Industry 4.0 and Data Security: An Underappreciated Threat

There seems to be little doubt that the Fourth Industrial Revolution, aka Internet 4.0, will produce massive amounts of data as processes become more monitored, automated, and interconnected. Storing and managing the data will be difficult, but protecting the data is an even greater challenge. Yet, security in the industrial environment does not always get the same level of attention as it does for more frequently targeted enterprises like financial institutions and large retailers.

More Data Sources Equals More Opportunity for Breaches

The very scale of Industry 4.0 should make manufacturing environments an increasingly tempting target. IHS Technology predicts that global revenue from industrial automation equipment will hit $209.4 billion by 2016, maintaining a steady growth pattern that began in 2010.

Meanwhile, a Ponemon Institute Study on Costs of Data Breaches in 2014 reveals that companies estimate an average of 17 malicious codes, 12 sustained probes, and 10 incidents of unauthorized access every month. Many of these are relatively simple to deal with, but it only takes one successful attempt to cripple a facility.

Take Common-Sense Security Precautions

With limited resources and an exploding number of data sources that represent points of entry, how can you assure that your data is safe? The harsh reality is that you can’t. No industrial environment is 100% safe. However, you can take measures to get the most out of your security efforts.
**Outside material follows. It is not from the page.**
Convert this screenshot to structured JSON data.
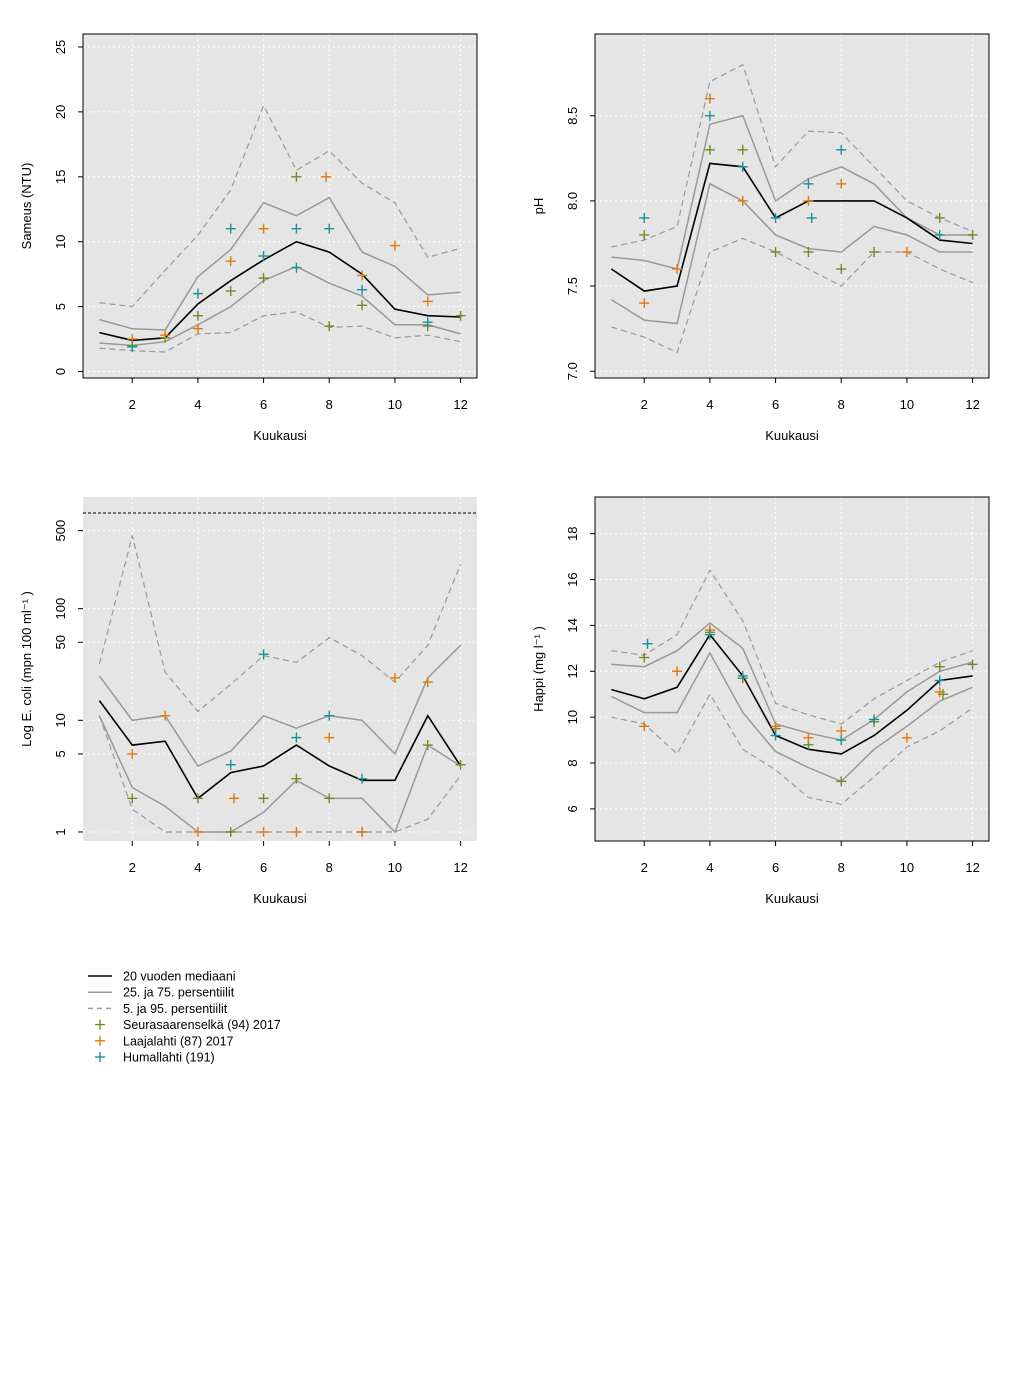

  • Security Through Design – Stick with vendors that make security an integral part of the design process. If you have to buy extra layers of security as separate modules or packages, that’s a red flag. It suggests security measures are slapped on at the end of the process, which makes it more likely that internal systems are vulnerable (especially with more complex automation systems).
  • Limit Access – Role-based access limitations are effective in deflecting threats. If you choose to allow BYOD (bring your own device) operations, make sure that you can exert sufficient control over the device. Do not assume that seemingly friendly sources (vendors, subcontractors, etc.) are benign. Remember, the Target breach initiated inadvertently through a third party vendor.
  • Pattern Recognition – Your security network should be able to detect unusual data patterns and alert the proper personnel in as close to real time as possible. With Just-In-Time (JIT) systems, the speed is even more critical to prevent a breakdown of the entire supply chain.
  • Encryption – Encryption is a simple step that can be ignored in the manufacturing environment simply because engineers assume there is no threat at that stage. Laziness in encryption should not be tolerated.
  • Establish a Security Culture – Security can’t just be applied form the outside. A skilled employee with familiarity with internal systems knows how to inflict the most irreversible damage—and also is most likely to be able to subtly destroy systems from within. In other words, even though the essence of Internet 4.0 is increased automation, the human element must play a major role.Too many manufacturing environments pay lip service to security by establishing rules that are routinely ignored or enforced at lower levels but ignored at higher ones. You can’t marginalize employees and produce a disgruntled and negative security culture. Instead of making security seem heavy-handed and punitive, you must pitch security measures as useful elements that protect employees as well as employers.

Don’t let Industry 4.0 overwhelm your enterprise. Make security an integral part of your industrial automation improvements. Time and money spent upfront will pay off in smoother operation and avoiding the costs of cleaning up after a data security breach.